While BOB and Punjab & Sind Bank reported losses of ₹864 crore and ₹117 crore, respectively, the earnings of UCO Bank, IOB, Central Bank of India and many others remained muted in the June quarter. The tier 1 capital ratios (as of June) of Canara Bank (9.29 per cent), UCO Bank (8.9 per cent), Union Bank (9.49 percent), Central Bank of India (9.2 per cent), Bank of India (9.48 per cent) and Punjab Sind Bank (9.46 per cent)are just above the regulatory requirement of 8.875 per cent. IOB’s tier 1 capital ratio at 8.38 per cent is below the regulatory threshold.
All these banks will require capital infusion (sizeable at that) in the coming quarters.
Fraud-hit PNB received around ₹30,000 crore of capital in the past two fiscals alone. With the merger of Oriental Bank of Commerce and United Bank with PNB this fiscal, the bank will continue to require capital in FY21. The bank’s GNPA stood at 14 per cent in the June quarter.
The earnings of Bank of Baroda after its merger with Vijaya and Dena Bank (in FY20) has been subdued. Over the past three fiscals, the Centre has infused about ₹17,000 crore into the bank.
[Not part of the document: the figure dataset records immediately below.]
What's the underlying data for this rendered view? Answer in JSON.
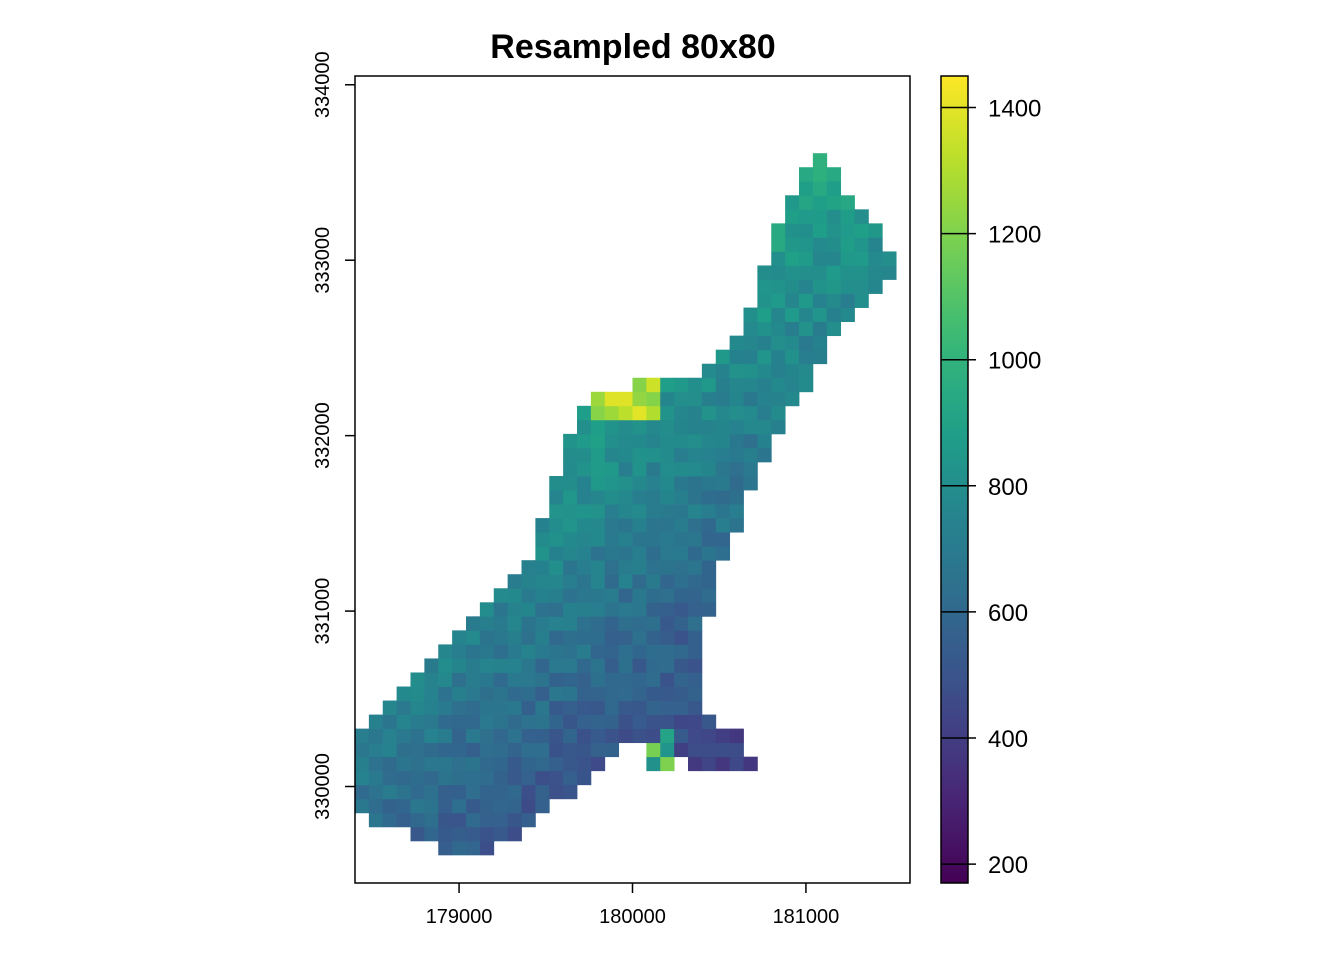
{
  "chart_data": {
    "type": "heatmap",
    "title": "Resampled 80x80",
    "xlabel": "",
    "ylabel": "",
    "xlim": [
      178400,
      181600
    ],
    "ylim": [
      329450,
      334050
    ],
    "x_ticks": [
      179000,
      180000,
      181000
    ],
    "x_tick_labels": [
      "179000",
      "180000",
      "181000"
    ],
    "y_ticks": [
      330000,
      331000,
      332000,
      333000,
      334000
    ],
    "y_tick_labels": [
      "330000",
      "331000",
      "332000",
      "333000",
      "334000"
    ],
    "cell_size": 80,
    "colorscale": "viridis",
    "value_range": [
      170,
      1450
    ],
    "colorbar_ticks": [
      200,
      400,
      600,
      800,
      1000,
      1200,
      1400
    ],
    "colorbar_tick_labels": [
      "200",
      "400",
      "600",
      "800",
      "1000",
      "1200",
      "1400"
    ],
    "colors": {
      "viridis": [
        "#440154",
        "#482878",
        "#3e4a89",
        "#31688e",
        "#26828e",
        "#1f9e89",
        "#35b779",
        "#6ece58",
        "#b5de2b",
        "#fde725"
      ],
      "frame": "#000000",
      "background": "#ffffff"
    }
  }
}
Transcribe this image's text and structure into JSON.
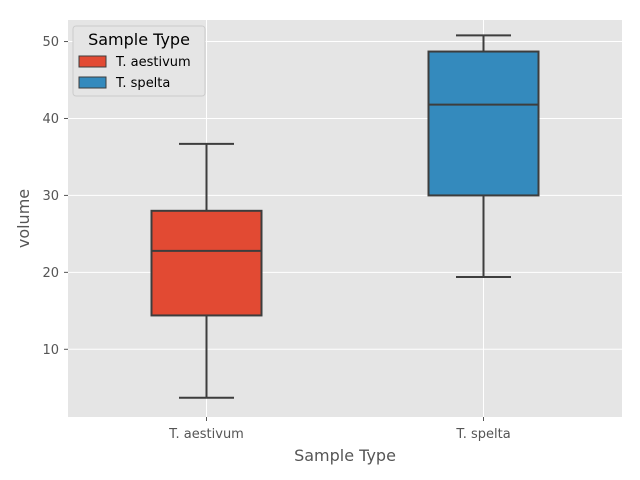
{
  "chart_data": {
    "type": "box",
    "xlabel": "Sample Type",
    "ylabel": "volume",
    "categories": [
      "T. aestivum",
      "T. spelta"
    ],
    "ylim": [
      1.2,
      52.8
    ],
    "yticks": [
      10,
      20,
      30,
      40,
      50
    ],
    "grid": true,
    "legend": {
      "title": "Sample Type",
      "placement": "top-left",
      "entries": [
        "T. aestivum",
        "T. spelta"
      ]
    },
    "series": [
      {
        "name": "T. aestivum",
        "category": "T. aestivum",
        "color": "#E24A33",
        "whisker_low": 3.7,
        "q1": 14.4,
        "median": 22.8,
        "q3": 28.0,
        "whisker_high": 36.7
      },
      {
        "name": "T. spelta",
        "category": "T. spelta",
        "color": "#348ABD",
        "whisker_low": 19.4,
        "q1": 30.0,
        "median": 41.8,
        "q3": 48.7,
        "whisker_high": 50.8
      }
    ]
  },
  "colors": {
    "plot_background": "#E5E5E5",
    "grid": "#FFFFFF",
    "box_edge": "#3D3D3D",
    "text": "#555555"
  }
}
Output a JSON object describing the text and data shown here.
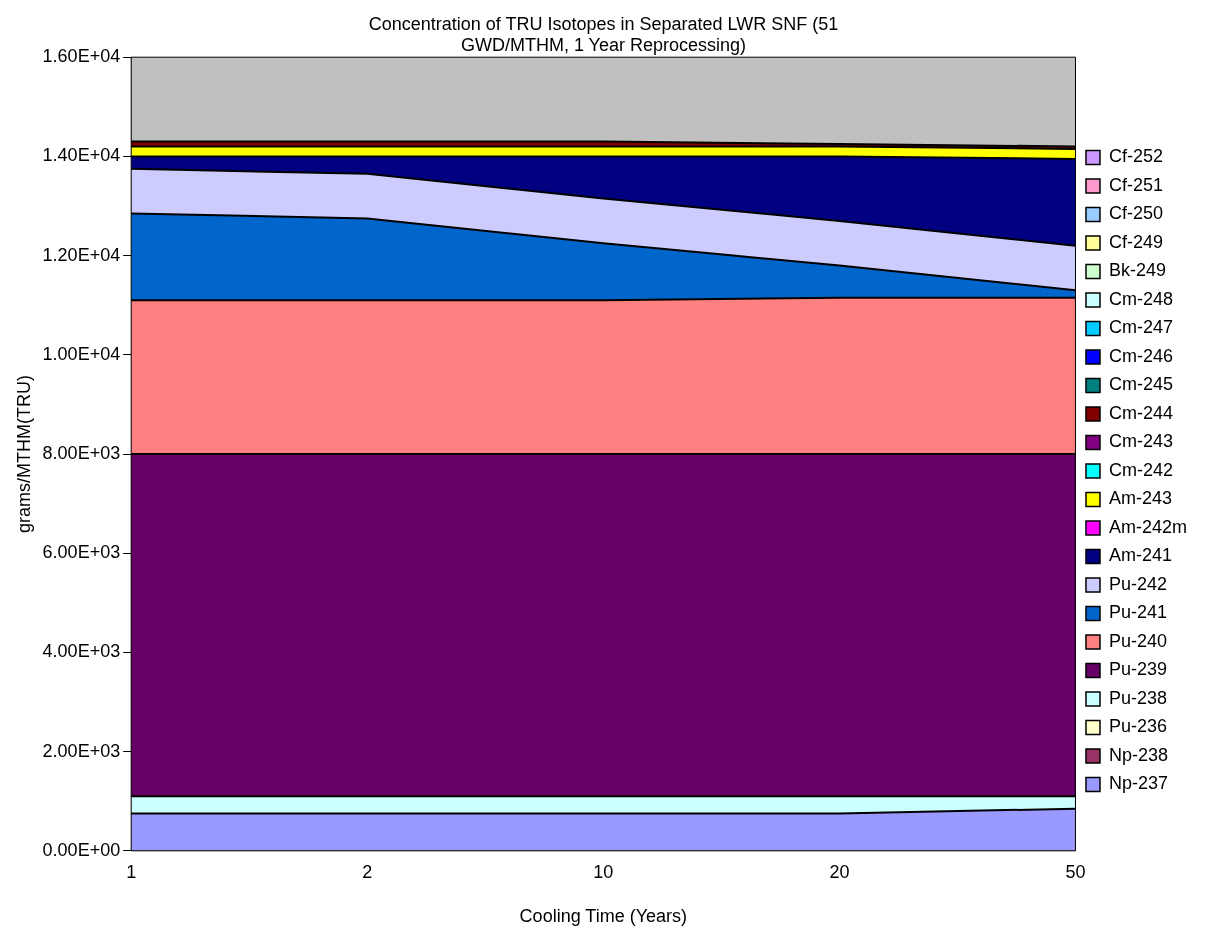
{
  "chart_data": {
    "type": "area",
    "title": "Concentration of TRU Isotopes in Separated LWR SNF (51 GWD/MTHM, 1 Year Reprocessing)",
    "xlabel": "Cooling Time (Years)",
    "ylabel": "grams/MTHM(TRU)",
    "categories": [
      "1",
      "2",
      "10",
      "20",
      "50"
    ],
    "stacked": true,
    "legend": "right",
    "grid": false,
    "ylim": [
      0,
      16000
    ],
    "yticks": [
      {
        "value": 0,
        "label": "0.00E+00"
      },
      {
        "value": 2000,
        "label": "2.00E+03"
      },
      {
        "value": 4000,
        "label": "4.00E+03"
      },
      {
        "value": 6000,
        "label": "6.00E+03"
      },
      {
        "value": 8000,
        "label": "8.00E+03"
      },
      {
        "value": 10000,
        "label": "1.00E+04"
      },
      {
        "value": 12000,
        "label": "1.20E+04"
      },
      {
        "value": 14000,
        "label": "1.40E+04"
      },
      {
        "value": 16000,
        "label": "1.60E+04"
      }
    ],
    "series": [
      {
        "name": "Np-237",
        "color": "#9999ff",
        "values": [
          750,
          750,
          750,
          750,
          850
        ]
      },
      {
        "name": "Np-238",
        "color": "#993366",
        "values": [
          null,
          null,
          null,
          null,
          null
        ]
      },
      {
        "name": "Pu-236",
        "color": "#ffffcc",
        "values": [
          null,
          null,
          null,
          null,
          null
        ]
      },
      {
        "name": "Pu-238",
        "color": "#ccffff",
        "values": [
          350,
          350,
          350,
          350,
          250
        ]
      },
      {
        "name": "Pu-239",
        "color": "#660066",
        "values": [
          6900,
          6900,
          6900,
          6900,
          6900
        ]
      },
      {
        "name": "Pu-240",
        "color": "#ff8080",
        "values": [
          3100,
          3100,
          3100,
          3150,
          3150
        ]
      },
      {
        "name": "Pu-241",
        "color": "#0066cc",
        "values": [
          1750,
          1650,
          1150,
          650,
          150
        ]
      },
      {
        "name": "Pu-242",
        "color": "#ccccff",
        "values": [
          900,
          900,
          900,
          900,
          900
        ]
      },
      {
        "name": "Am-241",
        "color": "#000080",
        "values": [
          250,
          350,
          850,
          1300,
          1750
        ]
      },
      {
        "name": "Am-242m",
        "color": "#ff00ff",
        "values": [
          null,
          null,
          null,
          null,
          null
        ]
      },
      {
        "name": "Am-243",
        "color": "#ffff00",
        "values": [
          200,
          200,
          200,
          200,
          200
        ]
      },
      {
        "name": "Cm-242",
        "color": "#00ffff",
        "values": [
          null,
          null,
          null,
          null,
          null
        ]
      },
      {
        "name": "Cm-243",
        "color": "#800080",
        "values": [
          null,
          null,
          null,
          null,
          null
        ]
      },
      {
        "name": "Cm-244",
        "color": "#800000",
        "values": [
          100,
          100,
          100,
          50,
          50
        ]
      },
      {
        "name": "Cm-245",
        "color": "#008080",
        "values": [
          null,
          null,
          null,
          null,
          null
        ]
      },
      {
        "name": "Cm-246",
        "color": "#0000ff",
        "values": [
          null,
          null,
          null,
          null,
          null
        ]
      },
      {
        "name": "Cm-247",
        "color": "#00ccff",
        "values": [
          null,
          null,
          null,
          null,
          null
        ]
      },
      {
        "name": "Cm-248",
        "color": "#ccffff",
        "values": [
          null,
          null,
          null,
          null,
          null
        ]
      },
      {
        "name": "Bk-249",
        "color": "#ccffcc",
        "values": [
          null,
          null,
          null,
          null,
          null
        ]
      },
      {
        "name": "Cf-249",
        "color": "#ffff99",
        "values": [
          null,
          null,
          null,
          null,
          null
        ]
      },
      {
        "name": "Cf-250",
        "color": "#99ccff",
        "values": [
          null,
          null,
          null,
          null,
          null
        ]
      },
      {
        "name": "Cf-251",
        "color": "#ff99cc",
        "values": [
          null,
          null,
          null,
          null,
          null
        ]
      },
      {
        "name": "Cf-252",
        "color": "#cc99ff",
        "values": [
          null,
          null,
          null,
          null,
          null
        ]
      }
    ]
  }
}
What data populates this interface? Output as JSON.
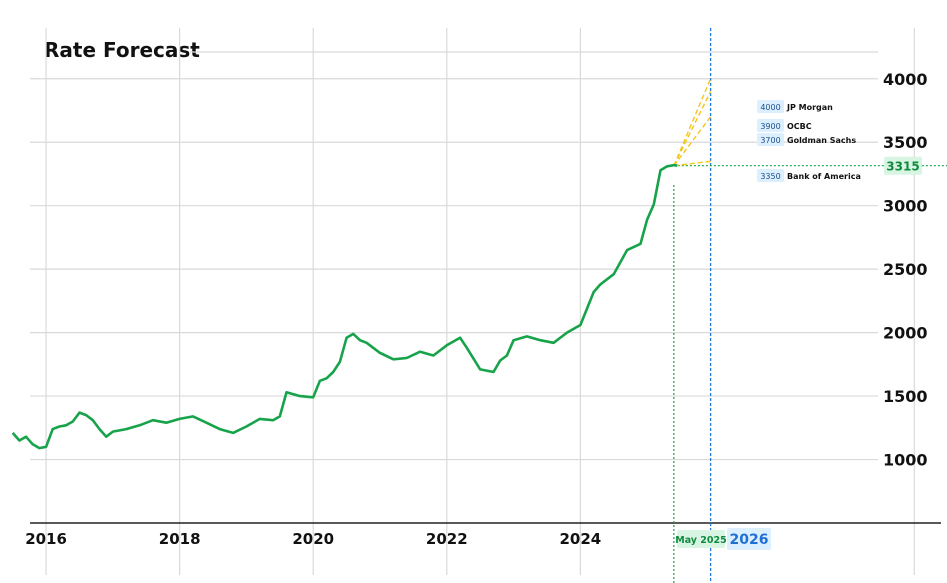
{
  "colors": {
    "series": "#17a34a",
    "grid": "#d9d9d9",
    "axis": "#222222",
    "forecast_lines": "#f5c518",
    "current_marker": "#17a34a",
    "target_marker": "#1f7ae0",
    "label_bg_blue": "#dcefff",
    "label_bg_green": "#d8f5e3"
  },
  "chart_data": {
    "type": "line",
    "title": "Rate Forecast",
    "x_ticks": [
      "2016",
      "2018",
      "2020",
      "2022",
      "2024"
    ],
    "y_ticks": [
      "1000",
      "1500",
      "2000",
      "2500",
      "3000",
      "3500",
      "4000"
    ],
    "xlim": [
      2015.4,
      2029.4
    ],
    "ylim": [
      500,
      4400
    ],
    "grid": true,
    "y_axis_side": "right",
    "series": [
      {
        "values_x": [
          2015.5,
          2015.6,
          2015.7,
          2015.8,
          2015.9,
          2016.0,
          2016.1,
          2016.2,
          2016.3,
          2016.4,
          2016.5,
          2016.6,
          2016.7,
          2016.8,
          2016.9,
          2017.0,
          2017.2,
          2017.4,
          2017.6,
          2017.8,
          2018.0,
          2018.2,
          2018.4,
          2018.6,
          2018.8,
          2019.0,
          2019.2,
          2019.4,
          2019.5,
          2019.6,
          2019.8,
          2020.0,
          2020.1,
          2020.2,
          2020.3,
          2020.4,
          2020.5,
          2020.6,
          2020.7,
          2020.8,
          2021.0,
          2021.2,
          2021.4,
          2021.6,
          2021.8,
          2022.0,
          2022.2,
          2022.3,
          2022.5,
          2022.7,
          2022.8,
          2022.9,
          2023.0,
          2023.2,
          2023.4,
          2023.6,
          2023.8,
          2024.0,
          2024.2,
          2024.3,
          2024.5,
          2024.7,
          2024.9,
          2025.0,
          2025.1,
          2025.2,
          2025.3,
          2025.4,
          2025.45
        ],
        "values_y": [
          1210,
          1150,
          1180,
          1120,
          1090,
          1100,
          1240,
          1260,
          1270,
          1300,
          1370,
          1350,
          1310,
          1240,
          1180,
          1220,
          1240,
          1270,
          1310,
          1290,
          1320,
          1340,
          1290,
          1240,
          1210,
          1260,
          1320,
          1310,
          1340,
          1530,
          1500,
          1490,
          1620,
          1640,
          1690,
          1770,
          1960,
          1990,
          1940,
          1920,
          1840,
          1790,
          1800,
          1850,
          1820,
          1900,
          1960,
          1880,
          1710,
          1690,
          1780,
          1820,
          1940,
          1970,
          1940,
          1920,
          2000,
          2060,
          2320,
          2380,
          2460,
          2650,
          2700,
          2890,
          3010,
          3280,
          3310,
          3320,
          3315
        ]
      }
    ],
    "current": {
      "label": "May 2025",
      "x": 2025.4,
      "value": "3315",
      "y": 3315
    },
    "target": {
      "label": "2026",
      "x": 2025.95
    },
    "forecasts": [
      {
        "value": "4000",
        "bank": "JP  Morgan",
        "y": 4000
      },
      {
        "value": "3900",
        "bank": "OCBC",
        "y": 3900
      },
      {
        "value": "3700",
        "bank": "Goldman Sachs",
        "y": 3700
      },
      {
        "value": "3350",
        "bank": "Bank of America",
        "y": 3350
      }
    ]
  }
}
The bank will most likely require capital this fiscal, too.
Given the uncertainty around loan moratorium, interest waiver on such loans and restructuring, all PSBs will need to increase their capital buffer.
ICRA estimates PSBs’ capital requirement at ₹20,000-55,500 crore in FY21. The Centre’s announcement is at the lower end of these estimates, which implies that it expects some PSBs to raise capital from the market, according to ICRA.
This may be a tall task, as investor appetite for PSB stocks has been dismal over the past four to five years despite cheap valuations (0.4-0.6 times book). SBI, however, may be able to raise capital from the market, and the bank’s potential to unlock value in subsidiaries is a key positive.
Limited scope
It also appears that the Centre may have to revisit its recap plan (increase it substantially) in the latter part of the fiscal to meet PSBs’ requirement.
However, the massive infusion of ₹2.6-lakh crore into PSBs over the past three fiscals, has led to a sharp rise in government holdings in these banks. This could limit the size of capital infusion in certain banks. Of the 12 PSBs, the government holds 92-96 per cent in four of themand 83-89 per cent in five banks.